We assumed that the effect size of the interventions was similar to those in an unpublished online experiment conducted for the UK Government (the results of which are unable to be shared). This unpublished work was conducted using a similar social media interface as the present study, also involved the presentation of real-life misinformation to participants, and tested relatively similar debiasing and choice architecture interventions.

The effect sizes in our power simulation (drawn from this unpublished study) were: − 2.008 in log-odds for Arm 1 (\(\beta_{0}\)); − 1.057 in log-odds for Arm 2 (\(\beta_{1}\)) and − 0.702 in log-odds for Arm 3 (\(\beta_{2}\)). Consequently, the Arm 1 (at \(\beta_{0}\)) probability of liking misinformation video was 11.84%. The absolute reduction in the probability of liking in arm 2 (\(\beta_{1}\)), versus this baseline, was 7.38% (the probability of liking in Arm 2 was 4.46%). The reduction in the probability of liking in in Arm 3 (\(\beta_{2}\)), versus the same baseline, was 5.60% (the probability of liking in Arm 3 was 6.24%). The absolute difference in the probability of liking a misinformation post between Arm 1 and Arm 2 was 1.78%.

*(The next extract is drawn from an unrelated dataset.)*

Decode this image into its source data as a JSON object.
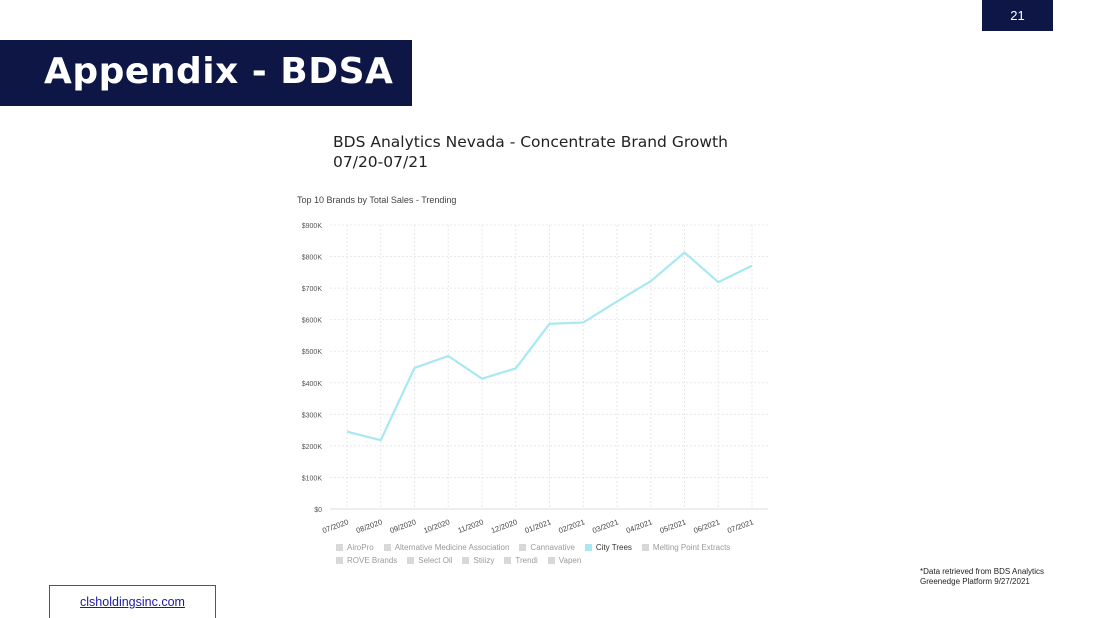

Table S4 (see Supplementary Information) shows the estimates of power under different model assumptions, adjusting for multiple comparisons (using Bonferroni correction), given 1000 simulations per sample size. As can be seen, given our sample size of n = 2400 and effects similar to those above, we were sufficiently powered for all comparisons between the experimental arms (assuming α = 0.05 and requiring a minimum 1-β of 0.8).

Ethics declaration

All experimental protocols were approved by the LSE Research Ethics Committee. All experiments were performed in accordance with relevant named guidelines and regulations. Informed consent was obtained from all participants.